The Book of Lies
601174-7 is a refrigerated container that’s (supposedly) carrying 3,850 pounds of frozen shrimp coming (supposedly) from Panama. My dad definitely gets credit for that. In the world of smuggling—drugs or anything else—you never know when you’ll be inspected. But if you want to improve your odds, pick a quiet, seafood-producing country (like Panama), fill the container with one of its top exports (like shrimp), and make sure it’s refrigerated (because once it’s listed as “perishable,” it’ll move twice as fast through inspection).
    This isn’t just about some really good shrimp.
    “Turn for the worse,” Timothy says, motioning to the truck.
    The shipment was scheduled to be delivered to a warehouse in Coral Gables. That’s south of here. Which is why I’m surprised to see him heading for the on-ramp of I-95 North.
    “Maybe he’s smuggling people,” Timothy says.
    “It’s not people,” I tell him, surprised by my own defensiveness. “You said the shipment checked out fine. No buzzers ringing; no dogs barking. If he were smuggling people, audio would’ve picked up the heartbeats.”
    “Then what? Plastic nuclear triggers? F-14 parts? Stolen Picassos? What can you possibly hide amidst four thousand pounds of frozen shrimp?”
    I don’t bother answering. During our first year as agents, Timothy and I ripped open a suspicious crate and found two hundred snakes with their anuses sewed shut, their stomachs filled with diamonds they’d been forced to swallow. There’s no end to what people will try to hide.
    Next to us on the highway, an orange taxi blows by us, then races past my dad and disappears in the horizon of night. “So you never looked him up?” Timothy asks.
    “Pardon?”
    “Your dad. All those years at ICE—you had access to computers that could find the addresses, phone numbers, and birthmarks of every known felon in the country. You never took a glance to see where your missing dad was living or what he was up to?”
    I stare at the outline of my father’s truck in the distance and can’t help but picture our client Alberto whispering to his father’s ashes in that rusted old RC Cola can. “No,” I say. “Never did.”
    Timothy turns my way and studies me as I fidget with the stray wires that run down from the blue lights on his dash. There’s no end to what people will try to hide.
    Twenty minutes later, the sky’s still black, my dad’s still ahead, and the highway—as we blow past the exits of Fort Lauderdale—is dotted with the first batch of early risers.
    “You think he sees us?” Timothy asks as my dad veers toward the exit that sends us west on I-595.
    “If he saw us, he’d try to lose us. Or at least slow down to get a better look.”
    It’s a fair point. But as my dad once again clicks his blinker, I realize we’ve got a brand-new problem. The exit and highway signs say I-75 , but every local knows the thin stretch of road known as Alligator Alley.
    “Why am I not surprised?” Timothy asks as we follow the exit and no other cars follow behind us. “Cal, I need to call for backup.”
    “And where do you plan on hiding me?” I ask as the grass and trees on the side of the road give way to miles of muddy swampland.

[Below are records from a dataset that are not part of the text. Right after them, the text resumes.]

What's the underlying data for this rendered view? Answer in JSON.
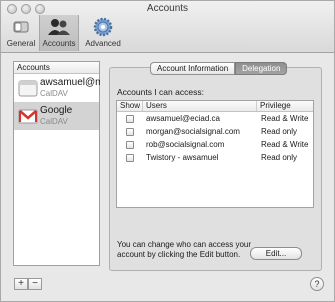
{
  "window": {
    "title": "Accounts"
  },
  "toolbar": {
    "items": [
      {
        "label": "General",
        "icon": "general-switch-icon"
      },
      {
        "label": "Accounts",
        "icon": "accounts-people-icon",
        "selected": true
      },
      {
        "label": "Advanced",
        "icon": "advanced-gear-icon"
      }
    ]
  },
  "sidebar": {
    "header": "Accounts",
    "accounts": [
      {
        "name": "awsamuel@m...",
        "type": "CalDAV",
        "icon": "caldav-calendar-icon"
      },
      {
        "name": "Google",
        "type": "CalDAV",
        "icon": "gmail-envelope-icon",
        "selected": true
      }
    ],
    "add_label": "+",
    "remove_label": "−"
  },
  "tabs": [
    {
      "label": "Account Information"
    },
    {
      "label": "Delegation",
      "active": true
    }
  ],
  "delegation": {
    "heading": "Accounts I can access:",
    "columns": [
      "Show",
      "Users",
      "Privilege"
    ],
    "rows": [
      {
        "show": false,
        "user": "awsamuel@eciad.ca",
        "privilege": "Read & Write"
      },
      {
        "show": false,
        "user": "morgan@socialsignal.com",
        "privilege": "Read only"
      },
      {
        "show": false,
        "user": "rob@socialsignal.com",
        "privilege": "Read & Write"
      },
      {
        "show": false,
        "user": "Twistory - awsamuel",
        "privilege": "Read only"
      }
    ],
    "hint": "You can change who can access your account by clicking the Edit button.",
    "edit_label": "Edit..."
  },
  "help_label": "?"
}
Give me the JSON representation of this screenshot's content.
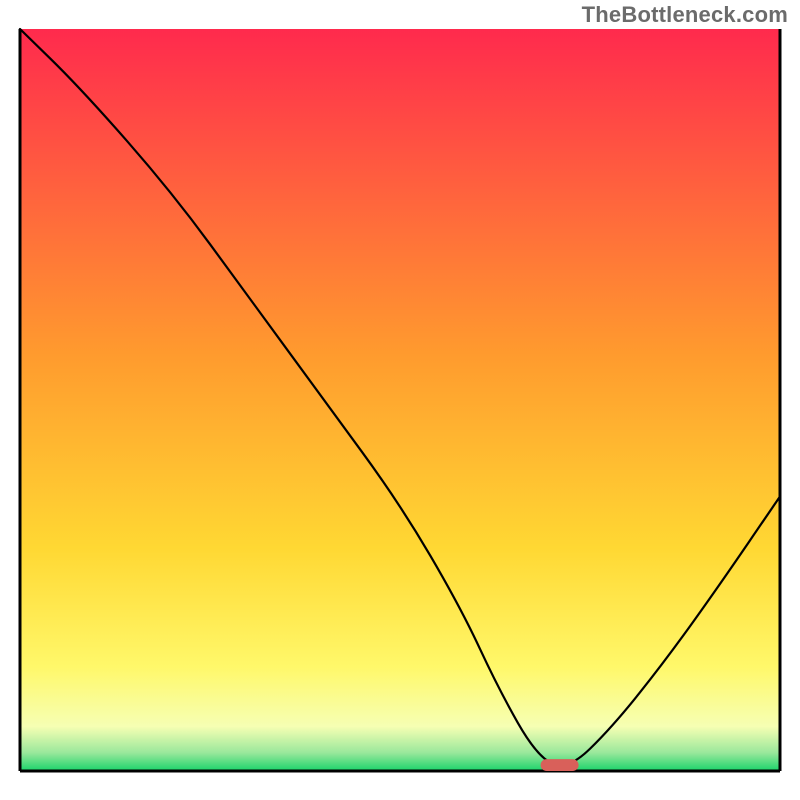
{
  "watermark": "TheBottleneck.com",
  "chart_data": {
    "type": "line",
    "title": "",
    "xlabel": "",
    "ylabel": "",
    "xlim": [
      0,
      100
    ],
    "ylim": [
      0,
      100
    ],
    "grid": false,
    "legend": false,
    "background_gradient_stops": [
      {
        "offset": 0,
        "color": "#ff2a4d"
      },
      {
        "offset": 0.44,
        "color": "#ff9b2e"
      },
      {
        "offset": 0.7,
        "color": "#ffd833"
      },
      {
        "offset": 0.86,
        "color": "#fff86a"
      },
      {
        "offset": 0.94,
        "color": "#f6ffb3"
      },
      {
        "offset": 0.975,
        "color": "#9be89c"
      },
      {
        "offset": 1.0,
        "color": "#19d36a"
      }
    ],
    "series": [
      {
        "name": "bottleneck-curve",
        "color": "#000000",
        "stroke_width": 2.2,
        "x": [
          0,
          8,
          20,
          30,
          40,
          50,
          58,
          63,
          68,
          72,
          78,
          85,
          92,
          100
        ],
        "values": [
          100,
          92,
          78,
          64,
          50,
          36,
          22,
          11,
          2,
          0,
          6,
          15,
          25,
          37
        ]
      }
    ],
    "marker": {
      "name": "optimal-point",
      "x": 71,
      "y": 0.8,
      "width": 5,
      "height": 1.6,
      "color": "#d9605a"
    },
    "annotations": []
  }
}
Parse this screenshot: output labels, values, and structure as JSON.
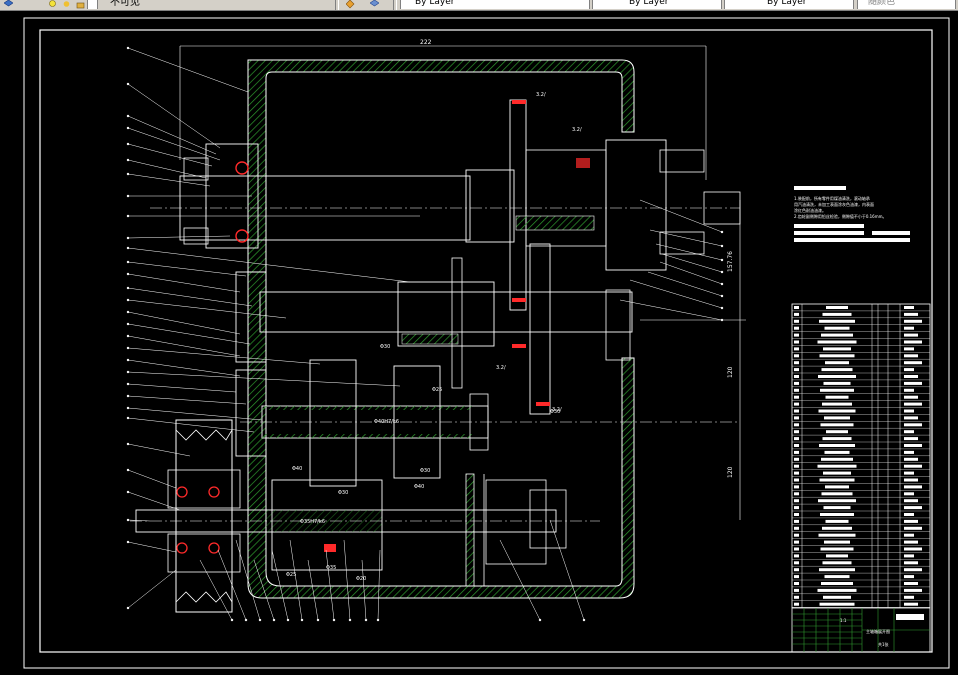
{
  "toolbar": {
    "file_menu_label": "不可见",
    "combo_1": "By Layer",
    "combo_2": "By Layer",
    "combo_3": "By Layer",
    "combo_4": "随颜色"
  },
  "drawing": {
    "dim_top_width": "222",
    "dim_right_1": "157.76",
    "dim_right_2": "120",
    "dim_right_3": "120",
    "roughness_1": "3.2/",
    "roughness_2": "3.2/",
    "roughness_3": "3.2/",
    "roughness_4": "3.2/",
    "fit_1": "Φ30",
    "fit_2": "Φ25",
    "fit_3": "Φ40",
    "fit_4": "Φ30",
    "fit_5": "Φ30",
    "fit_6": "Φ40",
    "fit_7": "Φ25",
    "fit_8": "Φ35",
    "fit_9": "Φ20",
    "fit_10": "Φ30",
    "shaft_label_1": "Φ40H7/k6",
    "shaft_label_2": "Φ35H7/k6",
    "tech_title": "技术要求",
    "tech_line_1": "1.装配前，所有零件用煤油清洗，滚动轴承",
    "tech_line_2": "用汽油清洗，未加工表面涂灰色油漆，内表面",
    "tech_line_3": "涂红色耐油油漆。",
    "tech_line_4": "2.齿轮副侧隙用铅丝检验，侧隙值不小于0.16mm。",
    "title_block_name": "主轴箱展开图",
    "title_block_school": "",
    "title_scale": "1:1",
    "title_sheet": "共1张"
  },
  "colors": {
    "background": "#000000",
    "outline": "#ffffff",
    "hatch": "#2e9b2e",
    "bearing_red": "#ff2a2a",
    "toolbar_bg": "#d4d0c8"
  }
}
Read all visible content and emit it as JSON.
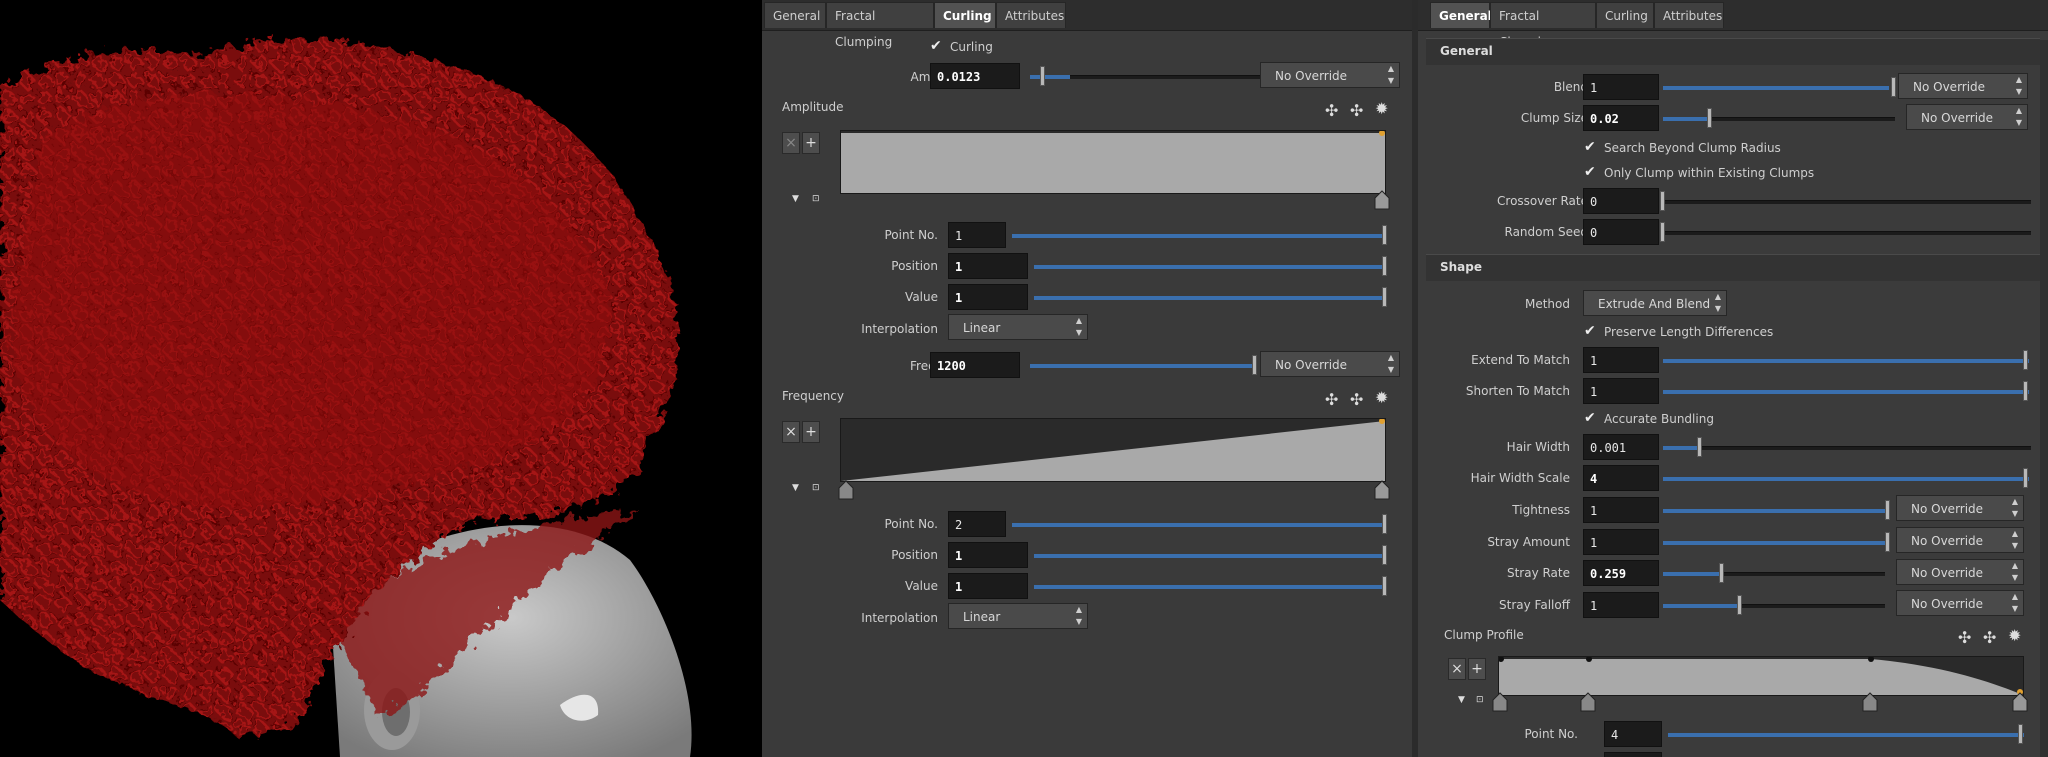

    Connecting Florida’s east and west coasts, the narrow and mostly abandoned lanes of Alligator Alley plow straight through the mosquito marshes known as the Everglades. To protect the land, the road has no gas stations, though it
is
lined with metal fences to keep the ample alligator population from getting hit by cars and . . . well . . . eating people.
    “There’s no way you’re leaving me out here,” I tell Timothy.
    He doesn’t argue. He’s too busy realizing that at barely five a.m., with the December sky as black as the road in front of us, there’s no one on Alligator Alley but us. It’s like driving full speed through a cave.
    “Cal, I have to put the lights on.”